As described above, according to the present invention,
By providing high-speed restoration means, which has been difficult in the past, to an optical path network and employing restoration, network resources can be effectively used.

[Brief description of the drawings]

FIG. 1 is a diagram for explaining a failure recovery method assumed in a conventional optical path network.

FIG. 2 is a diagram for explaining a failure recovery method assumed in a conventional optical path network.

FIG. 3 is a diagram for explaining a failure recovery method assumed in a conventional optical path network.

FIG. 4 is a diagram for explaining another failure recovery method assumed in a conventional optical path network.

FIG. 5 is a diagram for explaining another failure recovery method assumed in a conventional optical path network.

FIG. 6 is a diagram for explaining another failure recovery method assumed in a conventional optical path network.

FIG. 7 is a diagram showing a configuration of an optical cross-connect device used in the optical path network of the present invention.

FIG. 8 is a diagram for explaining the relationship between a control ATM network and G.872 optical channels.

FIG. 9 is a diagram illustrating a relationship between an optical path network actually operated and a control ATM network.

FIG. 10 is a diagram showing a switching table of an ATM switch of the optical cross-connect device.

FIG. 11 is a diagram illustrating the operation of the ATM switch of the optical cross-connect device.

FIG. 12 is a diagram illustrating a restoration procedure when a failure occurs in the configuration of the embodiment of the present invention.
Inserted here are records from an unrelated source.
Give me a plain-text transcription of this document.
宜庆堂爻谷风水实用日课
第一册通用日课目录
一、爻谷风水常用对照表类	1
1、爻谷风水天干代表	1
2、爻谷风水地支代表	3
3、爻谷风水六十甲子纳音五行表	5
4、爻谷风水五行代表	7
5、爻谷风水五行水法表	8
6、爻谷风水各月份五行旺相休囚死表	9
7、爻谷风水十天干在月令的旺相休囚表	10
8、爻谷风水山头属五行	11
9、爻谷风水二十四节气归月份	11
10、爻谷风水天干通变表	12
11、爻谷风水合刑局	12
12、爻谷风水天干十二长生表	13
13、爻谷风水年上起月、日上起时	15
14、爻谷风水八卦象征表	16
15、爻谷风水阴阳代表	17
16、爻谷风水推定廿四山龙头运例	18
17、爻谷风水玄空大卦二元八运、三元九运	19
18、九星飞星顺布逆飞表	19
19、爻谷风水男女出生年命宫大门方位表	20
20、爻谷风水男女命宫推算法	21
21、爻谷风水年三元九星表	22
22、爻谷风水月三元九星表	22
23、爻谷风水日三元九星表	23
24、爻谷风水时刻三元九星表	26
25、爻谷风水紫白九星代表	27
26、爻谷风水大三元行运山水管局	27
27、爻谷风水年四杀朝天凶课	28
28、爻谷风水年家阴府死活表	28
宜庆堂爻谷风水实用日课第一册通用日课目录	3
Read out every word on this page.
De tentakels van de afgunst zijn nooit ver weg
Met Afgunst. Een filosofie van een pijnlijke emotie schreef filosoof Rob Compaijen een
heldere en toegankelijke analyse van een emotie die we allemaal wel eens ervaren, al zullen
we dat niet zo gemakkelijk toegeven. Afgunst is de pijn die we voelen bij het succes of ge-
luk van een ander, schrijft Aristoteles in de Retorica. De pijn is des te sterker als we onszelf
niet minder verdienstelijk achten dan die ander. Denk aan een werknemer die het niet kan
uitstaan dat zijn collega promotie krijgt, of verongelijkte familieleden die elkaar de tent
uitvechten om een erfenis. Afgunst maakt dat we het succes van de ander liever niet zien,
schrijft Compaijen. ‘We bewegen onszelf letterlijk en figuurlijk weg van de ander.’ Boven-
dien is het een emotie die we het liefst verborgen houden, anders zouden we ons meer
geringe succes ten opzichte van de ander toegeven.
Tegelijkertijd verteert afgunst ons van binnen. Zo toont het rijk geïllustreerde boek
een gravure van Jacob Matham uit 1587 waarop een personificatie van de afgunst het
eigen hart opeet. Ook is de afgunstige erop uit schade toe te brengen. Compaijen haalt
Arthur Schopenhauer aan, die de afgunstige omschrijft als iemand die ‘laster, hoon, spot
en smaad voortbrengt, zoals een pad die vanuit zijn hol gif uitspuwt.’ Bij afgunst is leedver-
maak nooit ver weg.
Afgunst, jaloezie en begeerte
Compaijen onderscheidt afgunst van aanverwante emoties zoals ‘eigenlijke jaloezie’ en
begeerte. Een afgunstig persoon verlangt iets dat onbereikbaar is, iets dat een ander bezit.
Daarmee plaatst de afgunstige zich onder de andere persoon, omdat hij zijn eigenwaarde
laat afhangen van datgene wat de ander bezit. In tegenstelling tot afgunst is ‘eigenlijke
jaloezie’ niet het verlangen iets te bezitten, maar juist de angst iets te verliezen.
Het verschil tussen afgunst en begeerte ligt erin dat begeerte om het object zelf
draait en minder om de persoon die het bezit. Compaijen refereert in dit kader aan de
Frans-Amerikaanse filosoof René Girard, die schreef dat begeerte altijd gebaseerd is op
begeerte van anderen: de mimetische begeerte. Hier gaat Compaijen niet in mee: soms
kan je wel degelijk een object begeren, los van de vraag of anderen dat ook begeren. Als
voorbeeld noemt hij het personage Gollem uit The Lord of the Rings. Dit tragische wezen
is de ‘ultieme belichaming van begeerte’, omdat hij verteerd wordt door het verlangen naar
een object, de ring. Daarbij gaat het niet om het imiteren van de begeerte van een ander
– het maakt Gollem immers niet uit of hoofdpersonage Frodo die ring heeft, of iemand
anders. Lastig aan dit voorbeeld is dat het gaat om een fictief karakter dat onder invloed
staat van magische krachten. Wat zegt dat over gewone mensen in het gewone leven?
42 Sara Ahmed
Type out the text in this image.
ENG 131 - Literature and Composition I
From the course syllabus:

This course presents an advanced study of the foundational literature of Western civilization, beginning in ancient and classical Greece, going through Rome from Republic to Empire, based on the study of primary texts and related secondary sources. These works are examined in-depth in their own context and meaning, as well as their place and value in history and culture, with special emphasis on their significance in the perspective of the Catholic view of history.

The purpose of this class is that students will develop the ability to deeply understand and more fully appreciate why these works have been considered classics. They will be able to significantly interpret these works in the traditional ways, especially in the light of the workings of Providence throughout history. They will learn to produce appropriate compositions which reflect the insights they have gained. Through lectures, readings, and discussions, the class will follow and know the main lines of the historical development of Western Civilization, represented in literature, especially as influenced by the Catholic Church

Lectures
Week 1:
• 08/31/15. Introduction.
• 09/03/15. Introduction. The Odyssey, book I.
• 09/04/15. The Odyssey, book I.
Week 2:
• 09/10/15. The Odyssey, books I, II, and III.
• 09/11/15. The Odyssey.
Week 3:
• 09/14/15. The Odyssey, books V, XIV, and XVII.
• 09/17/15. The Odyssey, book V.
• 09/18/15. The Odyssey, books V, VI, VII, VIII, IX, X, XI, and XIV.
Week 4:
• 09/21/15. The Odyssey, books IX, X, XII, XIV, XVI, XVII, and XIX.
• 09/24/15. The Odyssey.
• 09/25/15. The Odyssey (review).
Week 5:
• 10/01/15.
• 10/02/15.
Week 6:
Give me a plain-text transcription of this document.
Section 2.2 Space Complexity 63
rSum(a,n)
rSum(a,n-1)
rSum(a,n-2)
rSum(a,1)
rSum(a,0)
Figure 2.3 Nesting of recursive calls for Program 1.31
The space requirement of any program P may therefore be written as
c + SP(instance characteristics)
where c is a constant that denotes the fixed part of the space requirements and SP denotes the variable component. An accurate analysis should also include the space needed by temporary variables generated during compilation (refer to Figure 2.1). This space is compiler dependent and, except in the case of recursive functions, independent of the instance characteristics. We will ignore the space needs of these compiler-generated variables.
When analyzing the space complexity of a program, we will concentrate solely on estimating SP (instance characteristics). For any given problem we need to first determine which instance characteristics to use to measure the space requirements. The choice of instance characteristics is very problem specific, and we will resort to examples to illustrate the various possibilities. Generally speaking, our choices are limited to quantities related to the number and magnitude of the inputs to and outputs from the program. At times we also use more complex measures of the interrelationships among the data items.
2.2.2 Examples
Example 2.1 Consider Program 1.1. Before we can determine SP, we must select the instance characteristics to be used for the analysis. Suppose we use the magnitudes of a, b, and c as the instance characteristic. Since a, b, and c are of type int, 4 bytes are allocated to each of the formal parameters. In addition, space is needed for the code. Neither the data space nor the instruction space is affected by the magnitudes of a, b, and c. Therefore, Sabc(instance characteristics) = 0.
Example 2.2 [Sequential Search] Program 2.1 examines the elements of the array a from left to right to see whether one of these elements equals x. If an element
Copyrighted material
FIG. 13 is a diagram illustrating a restoration procedure when a failure occurs in the configuration of the embodiment of the present invention.

[Explanation of symbols]

 1-5 Optical cross-connect device 6 Operation system 7 Optical wavelength multiplex transmission line 8 Data communication channel 10 Optical cross-connect main part 11 Supervisory controller 12 Optical supervisory control channel demultiplexer 13 Optical supervisory control channel transmitter / receiver 14 ATM switch 21 22 Optical cross connect device 23, 24 ATM switch 31-35 Optical cross connect device λ1-λ3 Optical wavelength

 ────────────────────────────────────────────────── ─── Continuing on the front page (72) Inventor Satoshi Okamoto 2-3-1 Otemachi, Chiyoda-ku, Tokyo F-term in Nippon Telegraph and Telephone Corporation (reference) 5K002 DA02 DA09 EA05 EA31 5K030 GA12 HA10 JL03 KX20 LA08 LA17 MB01 MD02 9A001 CC07 KK16 LL05

Claims (4)

[Claims] 1. An optical path network comprising: an optical path composed of a plurality of optical cross-connect devices; and an ATM network in which the optical path and an ATM VP or VC correspond one-to-one. 2. The optical path network according to claim 1, wherein a port number of the optical path is associated with a port number of the ATM network, and an optical wavelength of the optical path corresponds to VPI or VPI and VCI of the ATM network. An optical path network, characterized in that: 3. The optical path network according to claim 1, wherein the ATM network includes a spare VP or VC corresponding to a working VP or VC one-to-one, and corresponds to the working VP or VC. An optical path network comprising: means for transmitting an optical path switching request signal to a backup VP or VC corresponding to the working VP or VC when a failure occurs in the optical path to be performed. 4. The optical path network according to claim 3, wherein said ATM network transfers said optical path switching request signal through a multicast path.